Contrairement à l’Union européenne et les États-Unis, qui se concertent et travaillent sur des lois visant à encadrer les IA génératives, la Chine a déjà publié des règles qui, bien qu’elles aient un statut provisoire, sont déjà respectées. Mais le pays ne s’est-il pas tiré une balle dans le pied ?

Pendant que le monde occidental ne cesse d’appeler à la régulation des intelligences artificielles, et que Joe Biden évoque l’idée d’un « devoir moral » qui pèserait sur ce secteur, la Chine a déjà sorti l’artillerie lourde : un corpus de règles à respecter pour tous les développeurs locaux d’IA. Le 11 avril dernier, la puissante autorité de régulation du numérique, la « Cyberspace Administration of China » (CAC), publiait un ensemble de 21 articles visant, entre autres, JP.com, Baidu, SenseTime et Alibaba. L’objet de cette réglementation : les modèles d’intelligence artificielle de ces champions locaux qui pourraient, à terme, devenir des chatbots conversationnels ou des générateurs d’images.

Jusqu’au 10 mai, ce corpus de règles, présenté comme une version provisoire, est ouvert aux commentaires. Il pourra ensuite être modifié avant de devenir une loi à part entière. Mais il s’agit d’ores et déjà de principes applicables, estime Emmanuel Lincot, spécialiste de la Chine et professeur à l’Institut Catholique de Paris. « Tout ce qui émane en tant que document de ce type d’organisation vaut loi. En définitive, c’est la spécificité d’un régime totalitaire. Ils pourront l’amender, si besoin. Mais en tout cas, les grandes lignes sont là ». Et les développeurs s’y conforment déjà, sous peine de voir leur service fermé. Car la CAC applique à la lettre les principes qu’elle édite. Cette semaine, l’autorité chinoise, qui surveille aussi le Web, a indiqué avoir supprimé 55 applications et 4 200 sites entre janvier et mars pour non-conformité. 

Valeurs du socialisme, exactitude, propriété intellectuelle…

Que comprennent ces 21 nouveaux articles ? Comme c’est déjà le cas pour le Web, les entreprises développant des IA devront d’abord se conformer à un certain nombre de principes idéologiques.

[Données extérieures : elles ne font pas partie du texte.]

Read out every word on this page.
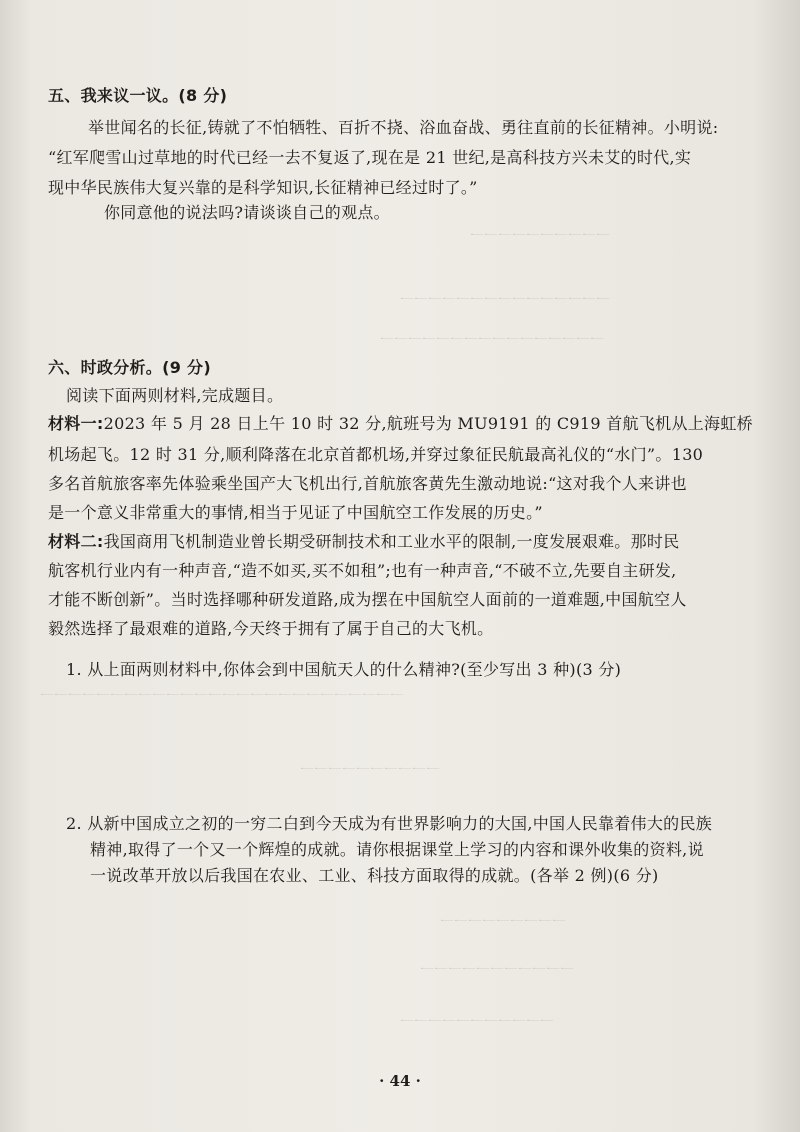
一一一一一一一一一一
一一一一一一一一一一一一一一一
一一一一一一一一一一一一一一一一
一一一一一一一一一一一一一一一一一一一一一一一一一一
一一一一一一一一一一
一一一一一一一一一
一一一一一一一一一一一
一一一一一一一一一一一
五、我来议一议。(8 分)
举世闻名的长征,铸就了不怕牺牲、百折不挠、浴血奋战、勇往直前的长征精神。小明说:
“红军爬雪山过草地的时代已经一去不复返了,现在是 21 世纪,是高科技方兴未艾的时代,实
现中华民族伟大复兴靠的是科学知识,长征精神已经过时了。”
你同意他的说法吗?请谈谈自己的观点。
六、时政分析。(9 分)
阅读下面两则材料,完成题目。
材料一:2023 年 5 月 28 日上午 10 时 32 分,航班号为 MU9191 的 C919 首航飞机从上海虹桥
机场起飞。12 时 31 分,顺利降落在北京首都机场,并穿过象征民航最高礼仪的“水门”。130
多名首航旅客率先体验乘坐国产大飞机出行,首航旅客黄先生激动地说:“这对我个人来讲也
是一个意义非常重大的事情,相当于见证了中国航空工作发展的历史。”
材料二:我国商用飞机制造业曾长期受研制技术和工业水平的限制,一度发展艰难。那时民
航客机行业内有一种声音,“造不如买,买不如租”;也有一种声音,“不破不立,先要自主研发,
才能不断创新”。当时选择哪种研发道路,成为摆在中国航空人面前的一道难题,中国航空人
毅然选择了最艰难的道路,今天终于拥有了属于自己的大飞机。
1. 从上面两则材料中,你体会到中国航天人的什么精神?(至少写出 3 种)(3 分)
2. 从新中国成立之初的一穷二白到今天成为有世界影响力的大国,中国人民靠着伟大的民族
精神,取得了一个又一个辉煌的成就。请你根据课堂上学习的内容和课外收集的资料,说
一说改革开放以后我国在农业、工业、科技方面取得的成就。(各举 2 例)(6 分)
· 44 ·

Le contenu généré par l’IA doit être conforme aux « valeurs fondamentales du socialisme » (article 4.1) et ne pas porter atteinte  « au pouvoir de l’État » ou à « l’unité nationale ». Toutes références aux événements de Tian’anmen, ou aux difficultés ressenties par la population pendant les confinements devraient, par exemple, être supprimées.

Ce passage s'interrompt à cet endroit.